You are viewing a plain text version of this content. The canonical link for it is here.

Posted to user@flink.apache.org by Jeroen Steggink | knowsy <je...@knowsy.nl> on 2018/10/26 11:40:48 UTC

HA jobmanagers redirect to ip address of leader instead of hostname

Hi,

I'm having some troubles with Flink jobmanagers in a HA setup within 
OpenShift.

I have three jobmanagers, a Zookeeper cluster and a loadbalancer 
(Openshift/Kubernetes Route) for the web ui / rest server on the 
jobmanagers. Everything works fine, as long as the loadbalancer connects 
to the leader. However, when the leader changes and the loadbalancer 
connects to a non-leader, the jobmanager redirects to a leader using the 
ip address of the host. Since the routing in our network is done using 
hostnames, it doesn't know how to find the node using the ip address and 
results in a timeout.

So I have a few questions:
1. Why is Flink using the ip addresses instead of the hostname which are 
configured in the config?
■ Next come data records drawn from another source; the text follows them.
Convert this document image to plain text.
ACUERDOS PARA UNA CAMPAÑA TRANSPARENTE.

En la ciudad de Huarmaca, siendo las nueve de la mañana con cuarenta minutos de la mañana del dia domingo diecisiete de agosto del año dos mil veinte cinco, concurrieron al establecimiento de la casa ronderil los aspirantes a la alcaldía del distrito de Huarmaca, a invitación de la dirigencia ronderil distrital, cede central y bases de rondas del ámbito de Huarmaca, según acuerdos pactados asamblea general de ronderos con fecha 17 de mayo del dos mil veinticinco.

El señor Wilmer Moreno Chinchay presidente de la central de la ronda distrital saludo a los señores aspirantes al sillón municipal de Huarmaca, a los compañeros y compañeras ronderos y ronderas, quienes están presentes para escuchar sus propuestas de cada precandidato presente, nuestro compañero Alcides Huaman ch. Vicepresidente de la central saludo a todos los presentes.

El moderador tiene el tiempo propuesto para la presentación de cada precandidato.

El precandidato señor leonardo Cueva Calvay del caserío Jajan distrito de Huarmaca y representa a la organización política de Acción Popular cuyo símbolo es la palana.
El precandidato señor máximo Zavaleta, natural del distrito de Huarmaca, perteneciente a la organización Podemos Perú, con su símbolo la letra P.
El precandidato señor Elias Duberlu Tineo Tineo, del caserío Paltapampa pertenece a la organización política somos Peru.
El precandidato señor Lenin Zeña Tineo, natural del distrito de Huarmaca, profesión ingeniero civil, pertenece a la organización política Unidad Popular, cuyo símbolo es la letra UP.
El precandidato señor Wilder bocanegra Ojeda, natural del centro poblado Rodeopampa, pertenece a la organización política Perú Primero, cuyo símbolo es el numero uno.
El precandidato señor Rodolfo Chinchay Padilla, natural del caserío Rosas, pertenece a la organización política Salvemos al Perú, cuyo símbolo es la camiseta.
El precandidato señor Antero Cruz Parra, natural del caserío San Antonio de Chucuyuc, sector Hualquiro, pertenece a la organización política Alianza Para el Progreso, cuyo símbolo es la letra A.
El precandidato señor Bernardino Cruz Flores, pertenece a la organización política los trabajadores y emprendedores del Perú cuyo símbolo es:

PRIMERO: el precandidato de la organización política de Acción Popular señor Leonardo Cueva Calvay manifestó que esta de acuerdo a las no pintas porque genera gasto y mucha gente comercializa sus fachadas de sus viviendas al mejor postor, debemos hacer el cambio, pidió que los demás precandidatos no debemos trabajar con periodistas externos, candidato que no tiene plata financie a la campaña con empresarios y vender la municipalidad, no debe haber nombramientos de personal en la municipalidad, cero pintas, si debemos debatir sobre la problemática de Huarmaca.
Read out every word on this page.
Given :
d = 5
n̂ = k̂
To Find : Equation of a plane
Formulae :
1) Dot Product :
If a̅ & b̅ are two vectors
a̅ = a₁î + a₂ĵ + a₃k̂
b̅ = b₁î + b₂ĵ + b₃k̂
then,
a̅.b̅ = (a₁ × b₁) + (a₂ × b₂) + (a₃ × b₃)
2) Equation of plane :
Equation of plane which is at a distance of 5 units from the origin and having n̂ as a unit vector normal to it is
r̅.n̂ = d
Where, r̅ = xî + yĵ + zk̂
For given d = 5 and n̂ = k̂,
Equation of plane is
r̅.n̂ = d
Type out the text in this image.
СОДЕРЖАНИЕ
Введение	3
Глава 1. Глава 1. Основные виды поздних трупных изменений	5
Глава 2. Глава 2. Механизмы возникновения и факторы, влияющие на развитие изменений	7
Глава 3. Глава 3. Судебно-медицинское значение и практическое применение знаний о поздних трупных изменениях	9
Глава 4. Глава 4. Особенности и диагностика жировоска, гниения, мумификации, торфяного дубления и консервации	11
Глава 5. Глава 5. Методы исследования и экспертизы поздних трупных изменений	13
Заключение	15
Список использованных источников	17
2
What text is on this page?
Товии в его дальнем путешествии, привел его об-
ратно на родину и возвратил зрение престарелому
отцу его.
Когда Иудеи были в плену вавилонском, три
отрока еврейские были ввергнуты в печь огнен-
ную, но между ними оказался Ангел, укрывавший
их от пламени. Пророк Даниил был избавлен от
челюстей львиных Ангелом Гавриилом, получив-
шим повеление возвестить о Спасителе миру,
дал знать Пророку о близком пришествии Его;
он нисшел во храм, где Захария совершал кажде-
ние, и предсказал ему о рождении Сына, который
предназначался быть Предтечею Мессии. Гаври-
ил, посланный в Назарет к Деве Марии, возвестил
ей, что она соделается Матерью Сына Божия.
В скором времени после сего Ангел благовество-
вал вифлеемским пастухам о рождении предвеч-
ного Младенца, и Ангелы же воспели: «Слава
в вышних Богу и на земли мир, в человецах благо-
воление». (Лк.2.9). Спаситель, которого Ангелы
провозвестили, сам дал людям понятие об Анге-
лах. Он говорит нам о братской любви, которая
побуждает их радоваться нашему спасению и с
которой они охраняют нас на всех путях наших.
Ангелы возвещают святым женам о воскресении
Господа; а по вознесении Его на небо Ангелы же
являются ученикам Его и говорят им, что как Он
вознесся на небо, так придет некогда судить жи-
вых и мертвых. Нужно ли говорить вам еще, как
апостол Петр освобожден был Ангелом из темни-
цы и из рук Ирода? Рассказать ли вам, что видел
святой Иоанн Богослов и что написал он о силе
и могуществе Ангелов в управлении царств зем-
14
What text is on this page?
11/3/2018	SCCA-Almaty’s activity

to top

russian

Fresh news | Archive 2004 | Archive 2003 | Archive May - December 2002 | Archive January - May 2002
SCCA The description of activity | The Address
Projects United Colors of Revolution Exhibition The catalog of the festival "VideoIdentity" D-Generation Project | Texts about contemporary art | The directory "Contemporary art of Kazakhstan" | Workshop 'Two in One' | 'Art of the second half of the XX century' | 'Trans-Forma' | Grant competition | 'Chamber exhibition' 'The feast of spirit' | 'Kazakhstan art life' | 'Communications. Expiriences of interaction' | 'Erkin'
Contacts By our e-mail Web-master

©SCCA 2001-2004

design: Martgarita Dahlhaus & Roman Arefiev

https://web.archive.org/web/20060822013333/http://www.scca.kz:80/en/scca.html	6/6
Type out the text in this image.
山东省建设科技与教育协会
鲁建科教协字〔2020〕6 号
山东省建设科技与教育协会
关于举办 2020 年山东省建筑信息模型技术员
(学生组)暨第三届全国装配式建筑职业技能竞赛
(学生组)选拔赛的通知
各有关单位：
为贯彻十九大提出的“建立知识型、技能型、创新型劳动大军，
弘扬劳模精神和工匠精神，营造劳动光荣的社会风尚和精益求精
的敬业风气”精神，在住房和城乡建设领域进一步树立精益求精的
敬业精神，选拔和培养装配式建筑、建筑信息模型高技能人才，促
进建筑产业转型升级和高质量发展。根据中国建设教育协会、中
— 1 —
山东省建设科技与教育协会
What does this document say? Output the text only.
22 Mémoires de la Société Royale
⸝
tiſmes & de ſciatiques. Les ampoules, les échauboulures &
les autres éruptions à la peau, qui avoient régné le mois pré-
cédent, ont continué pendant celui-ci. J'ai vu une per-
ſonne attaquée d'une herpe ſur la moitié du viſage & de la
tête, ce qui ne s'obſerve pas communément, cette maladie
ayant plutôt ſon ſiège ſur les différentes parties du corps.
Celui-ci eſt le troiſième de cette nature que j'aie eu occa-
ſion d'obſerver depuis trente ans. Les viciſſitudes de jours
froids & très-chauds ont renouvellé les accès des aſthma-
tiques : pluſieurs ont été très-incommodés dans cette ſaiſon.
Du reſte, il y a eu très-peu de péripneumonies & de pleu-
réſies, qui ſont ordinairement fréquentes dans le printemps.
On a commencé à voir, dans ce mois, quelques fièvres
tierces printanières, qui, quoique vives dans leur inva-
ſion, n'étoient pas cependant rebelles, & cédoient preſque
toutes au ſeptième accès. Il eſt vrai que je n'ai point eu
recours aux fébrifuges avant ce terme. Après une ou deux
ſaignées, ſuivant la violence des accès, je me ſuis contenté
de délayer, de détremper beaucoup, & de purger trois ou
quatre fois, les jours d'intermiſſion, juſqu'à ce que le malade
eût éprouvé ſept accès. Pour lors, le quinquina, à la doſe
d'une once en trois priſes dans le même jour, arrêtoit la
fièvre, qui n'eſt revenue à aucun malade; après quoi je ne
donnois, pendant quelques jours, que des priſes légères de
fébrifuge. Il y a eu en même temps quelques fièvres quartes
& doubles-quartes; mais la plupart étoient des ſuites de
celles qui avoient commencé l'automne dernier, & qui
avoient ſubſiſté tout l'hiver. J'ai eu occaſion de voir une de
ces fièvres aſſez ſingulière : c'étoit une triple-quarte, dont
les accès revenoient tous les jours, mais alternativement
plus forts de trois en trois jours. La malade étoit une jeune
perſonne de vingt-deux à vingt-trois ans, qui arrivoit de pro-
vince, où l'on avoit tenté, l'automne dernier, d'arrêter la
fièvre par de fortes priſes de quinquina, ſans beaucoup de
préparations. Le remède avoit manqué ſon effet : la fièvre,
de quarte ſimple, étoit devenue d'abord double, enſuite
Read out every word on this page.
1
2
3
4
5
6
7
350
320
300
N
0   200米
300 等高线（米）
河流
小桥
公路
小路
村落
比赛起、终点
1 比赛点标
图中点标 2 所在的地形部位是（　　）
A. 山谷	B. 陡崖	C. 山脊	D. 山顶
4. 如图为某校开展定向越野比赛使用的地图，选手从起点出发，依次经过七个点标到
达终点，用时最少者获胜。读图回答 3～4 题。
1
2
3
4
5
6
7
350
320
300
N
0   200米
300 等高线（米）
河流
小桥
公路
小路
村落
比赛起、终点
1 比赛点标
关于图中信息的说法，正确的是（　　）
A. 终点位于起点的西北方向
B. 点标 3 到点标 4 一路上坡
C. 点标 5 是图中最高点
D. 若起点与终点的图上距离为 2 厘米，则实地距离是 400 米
Other times it does use the hostname, like the 
info send to Zookeeper.
2. Is there another way of coping with connections to non-leaders 
instead of redirects? Maybe proxying through a non-leader to the leader?

Cheers,
Jeroen

Re: HA jobmanagers redirect to ip address of leader instead of hostname

Posted by Till Rohrmann <tr...@apache.org>.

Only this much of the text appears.